O resultado pode cacifar os partidos do centro e especialmente o DEM para investir em uma candidatura presidencial própria e forte, sem maior dependência do clã Bolsonaro. Declarações de lideranças como ACM Neto vão nesse sentido, e a presença de Rodrigo Maia em Fortaleza para conversar com um fortalecido Ciro Gomes é um sinal claro de que as articulações para 2022 já começaram. O triunfo do PDT no Ceará, terra e base política dos Ferreira Gomes, foi contundente no primeiro turno e tende a se firmar com a vitória provável de seu candidato no segundo turno na Capital. O partido se fortalece não só local, mas nacionalmente, assim como o DEM de Maia.

Sob uma perspectiva pessimista, podemos dizer que as eleições locais em 2020 mostram que, em termos estruturais, a dinâmica política brasileira mudou pouco. A transferência de protagonismo entre partidos não representou um avanço de cultura, de agenda ou de quadros, mas simplesmente um rearranjo entre forças tradicionais. Essa conclusão ganha força quando percebemos o grau elevado de abstenção que marcou os pleitos nas cidades pelo país, uma ausência que pode ser explicada não só pelo medo do coronavírus, mas pelo desencanto do eleitor com a falta de renovação profunda. Em Porto Alegre, a abstenção chegou a um terço do eleitorado e a média nacional foi a maior em décadas.

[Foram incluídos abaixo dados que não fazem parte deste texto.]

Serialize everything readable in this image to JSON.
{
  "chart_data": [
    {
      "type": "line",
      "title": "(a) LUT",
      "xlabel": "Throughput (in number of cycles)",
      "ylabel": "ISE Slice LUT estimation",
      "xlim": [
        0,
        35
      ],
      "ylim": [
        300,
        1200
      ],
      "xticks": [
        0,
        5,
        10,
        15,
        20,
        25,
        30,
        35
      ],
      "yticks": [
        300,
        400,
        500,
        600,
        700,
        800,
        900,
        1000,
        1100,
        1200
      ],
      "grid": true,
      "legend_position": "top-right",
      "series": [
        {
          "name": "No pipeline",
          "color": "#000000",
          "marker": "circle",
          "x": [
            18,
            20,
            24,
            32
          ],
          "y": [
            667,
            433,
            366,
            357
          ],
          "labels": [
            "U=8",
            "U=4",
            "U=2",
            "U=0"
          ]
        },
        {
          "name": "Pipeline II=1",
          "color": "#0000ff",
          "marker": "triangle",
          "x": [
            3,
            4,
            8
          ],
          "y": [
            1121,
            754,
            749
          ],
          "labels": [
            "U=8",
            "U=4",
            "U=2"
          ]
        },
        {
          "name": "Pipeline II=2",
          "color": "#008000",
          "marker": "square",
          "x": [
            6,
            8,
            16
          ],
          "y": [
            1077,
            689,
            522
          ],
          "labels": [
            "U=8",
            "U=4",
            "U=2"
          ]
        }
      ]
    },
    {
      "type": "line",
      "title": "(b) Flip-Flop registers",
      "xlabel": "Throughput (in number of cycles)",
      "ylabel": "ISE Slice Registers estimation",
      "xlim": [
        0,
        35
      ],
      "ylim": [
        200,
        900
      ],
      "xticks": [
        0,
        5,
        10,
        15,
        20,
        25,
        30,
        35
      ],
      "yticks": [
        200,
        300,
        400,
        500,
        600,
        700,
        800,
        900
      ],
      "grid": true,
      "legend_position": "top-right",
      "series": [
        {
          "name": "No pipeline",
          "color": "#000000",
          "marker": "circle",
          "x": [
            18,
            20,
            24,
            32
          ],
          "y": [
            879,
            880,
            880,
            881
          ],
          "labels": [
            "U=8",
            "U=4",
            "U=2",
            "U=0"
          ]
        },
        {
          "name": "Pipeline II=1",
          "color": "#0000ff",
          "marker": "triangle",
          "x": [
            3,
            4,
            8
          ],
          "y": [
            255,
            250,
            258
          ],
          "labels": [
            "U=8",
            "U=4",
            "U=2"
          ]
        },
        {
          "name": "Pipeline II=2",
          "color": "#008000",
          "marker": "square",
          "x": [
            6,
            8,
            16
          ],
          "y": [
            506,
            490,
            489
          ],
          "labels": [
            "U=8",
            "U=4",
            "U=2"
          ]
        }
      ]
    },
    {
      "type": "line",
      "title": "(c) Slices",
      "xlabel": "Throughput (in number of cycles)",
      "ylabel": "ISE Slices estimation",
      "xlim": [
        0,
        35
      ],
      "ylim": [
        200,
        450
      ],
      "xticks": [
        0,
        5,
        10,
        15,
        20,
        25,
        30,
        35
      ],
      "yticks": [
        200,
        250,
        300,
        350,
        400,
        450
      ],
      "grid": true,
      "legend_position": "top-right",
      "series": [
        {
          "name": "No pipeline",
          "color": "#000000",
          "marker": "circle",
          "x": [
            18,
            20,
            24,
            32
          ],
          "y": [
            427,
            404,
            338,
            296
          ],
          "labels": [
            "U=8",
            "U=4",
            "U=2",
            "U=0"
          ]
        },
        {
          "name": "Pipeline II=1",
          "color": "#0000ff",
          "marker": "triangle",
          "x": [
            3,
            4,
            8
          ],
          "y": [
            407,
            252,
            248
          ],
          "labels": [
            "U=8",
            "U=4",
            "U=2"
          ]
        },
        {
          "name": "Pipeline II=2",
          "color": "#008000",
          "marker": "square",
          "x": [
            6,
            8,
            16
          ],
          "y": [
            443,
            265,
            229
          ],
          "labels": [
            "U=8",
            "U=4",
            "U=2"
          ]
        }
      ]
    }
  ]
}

Podemos, contudo, avaliar os resultados com outra lente, se tivermos em mente o legislativo. Isso porque o número de mulheres negras, trans e periféricas foi sensivelmente ampliado nas câmaras municipais. Belém elegeu Bia Caminha, a vereadora mais jovem entre os eleitos, negra, bissexual e feminista. Em Fortaleza, o coletivo Nossa Cara foi eleito e levará três mulheres negras e periféricas à Câmara Municipal, em São Paulo, Erika Hilton, uma candidata trans, foi a mulher mais votada com mais de cinquenta mil votos.

Esses são alguns exemplos de uma mudança de percepção do eleitorado sobre a importância da diversidade na representação política, um sinal de que a democracia brasileira segue amadurecendo e encontrando espaços para resistir à ameaça do radicalismo autoritário. 2020 deve começar menos ameaçador e mais colorido pelo país afora. Celebremos esse otimismo.